Inherently-networked games sometimes have interpolation ("lerp"-ing) code to smooth out this lurch between client-side predicted positions and canonical server-side state — usually, if the only thing that's incorrect is positioning, the client will try to generate a few interpolated frames of movement that takes objects from their incorrectly-predicted positions to their server-prescribed positions; and then it'll play those frames in fast-forward, so that they've all been played out well before the server sends its next update.

But this only works when the server isn't communicating every single frame (otherwise there's no time to replay the lerp); and it basically only works for positioning changes — if someone does manage to cause a discrete alteration to the game-state (like changing who killed an enemy), that will still usually cause a sudden "lurch" into the new game-state in these engines. The interpolation-frame generator code just gives up.

(Though, for especially-important things like who won a match, inherently-networked games just do a hard consensus-sync of all players — usually during a screen transition — before actually showing a results screen. People get quite cross when their results lurch!)

And, of course, games that weren't inherently-networked, but which are instead being networked "on the emulation layer", have no logic for lerping, and cannot, unless lerping logic is hand-written by some kind soul for each emulated game's engine. Possible if you're hand-crafting an emulator designed to play a single game; quite unlikely if you're just building a general system emulator — especially if, as with most authors of general-system emulators, your goal is faithful reproduction of the behavior of the original system.

> Would you suggest some reading on this?

No idea if there is any reading on how emulators do this, tbh. (I'm self-taught on this subject, from working with open-source emulator codebases.) But any modern textbook on [inherently-]networked client-server game-engine development should talk about client-side run-ahead prediction and interpolation-frame generation.

I believe there's some book which deep-dives into the network architecture of Doom, or Quake, or Unreal Tournament, or one of those early networked games, and uses it to explain the history/invention of these client-side prediction features. I can't seem to Google it for the life of me, though. Can anyone here assist?

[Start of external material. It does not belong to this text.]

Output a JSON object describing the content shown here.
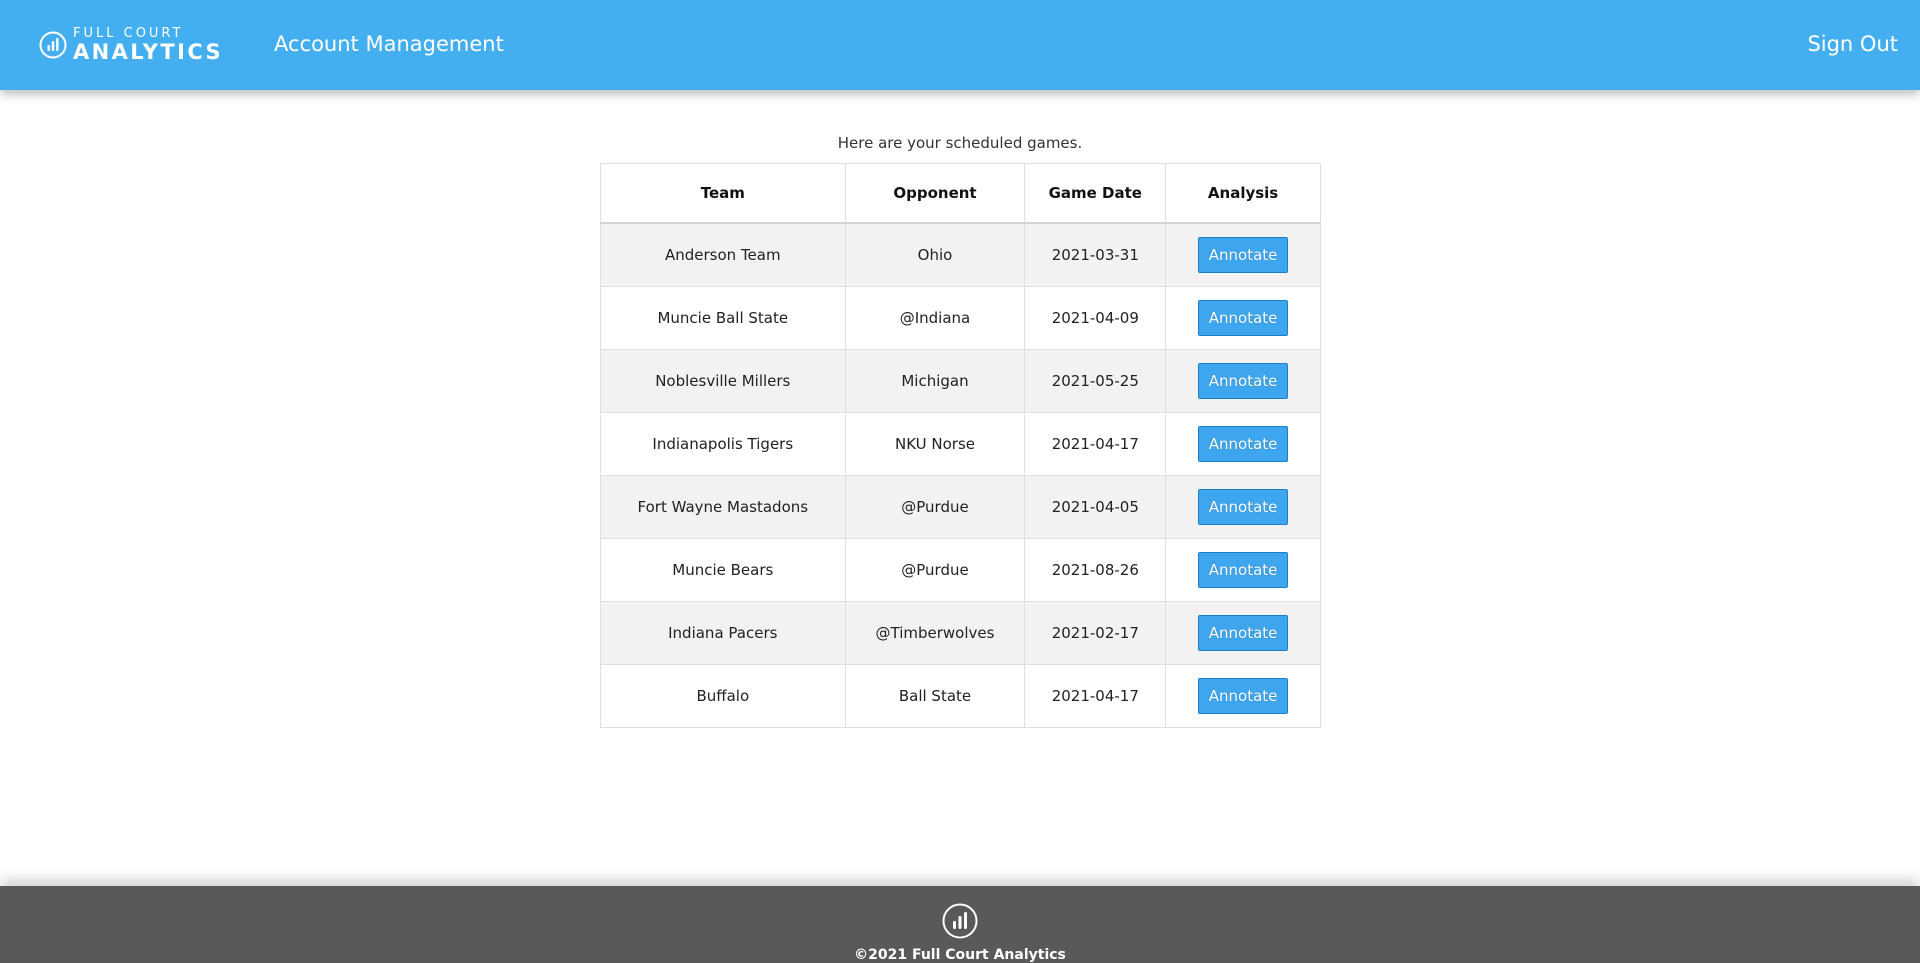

Ok, but what about de-sync?

> the receiving node just rewinds to frame N, and recomputes it (and all frames after it)

What about situation where frame N is a “long” time ago (for some definition of “long”)? There must be some sort of threshold after which the game state cannot be changed even if an input was received.

There usually is, though it's arbitrary — basically an implementation detail of the emulator which was tuned based on in-practice behavior observation. Input-event messages that haven't been integrated into the canonical state after a "long time" must be dropped/undone by those who did integrate them, including by the player who originally generated them. In effect, an implicit "anti-event" is generated saying the opposite of the original input-event message, and applied to history by all players who applied the original message.

How do players tell if their event managed to become part of the consensus state? Depends on the networking protocol. In a gossip protocol, messages get sent to peers individually, and ACKed by those peers. In an elected-leader client-server protocol, as long as the server peer ACKs the message as "in the queue", it's canonical. In an IRC-like spanning-tree message-relay system†... something complicated involving vector clocks containing message IDs.

† I don't think I've ever seen an emulator choose a hierarchical message-relay architecture. It makes good robustness+efficiency trade-offs, but it's just far too complex to work with compared to the alternatives. It's more the domain of MMOs, that need to be concerned with many nodes colocated in one site speaking to many nodes colocated at other sites.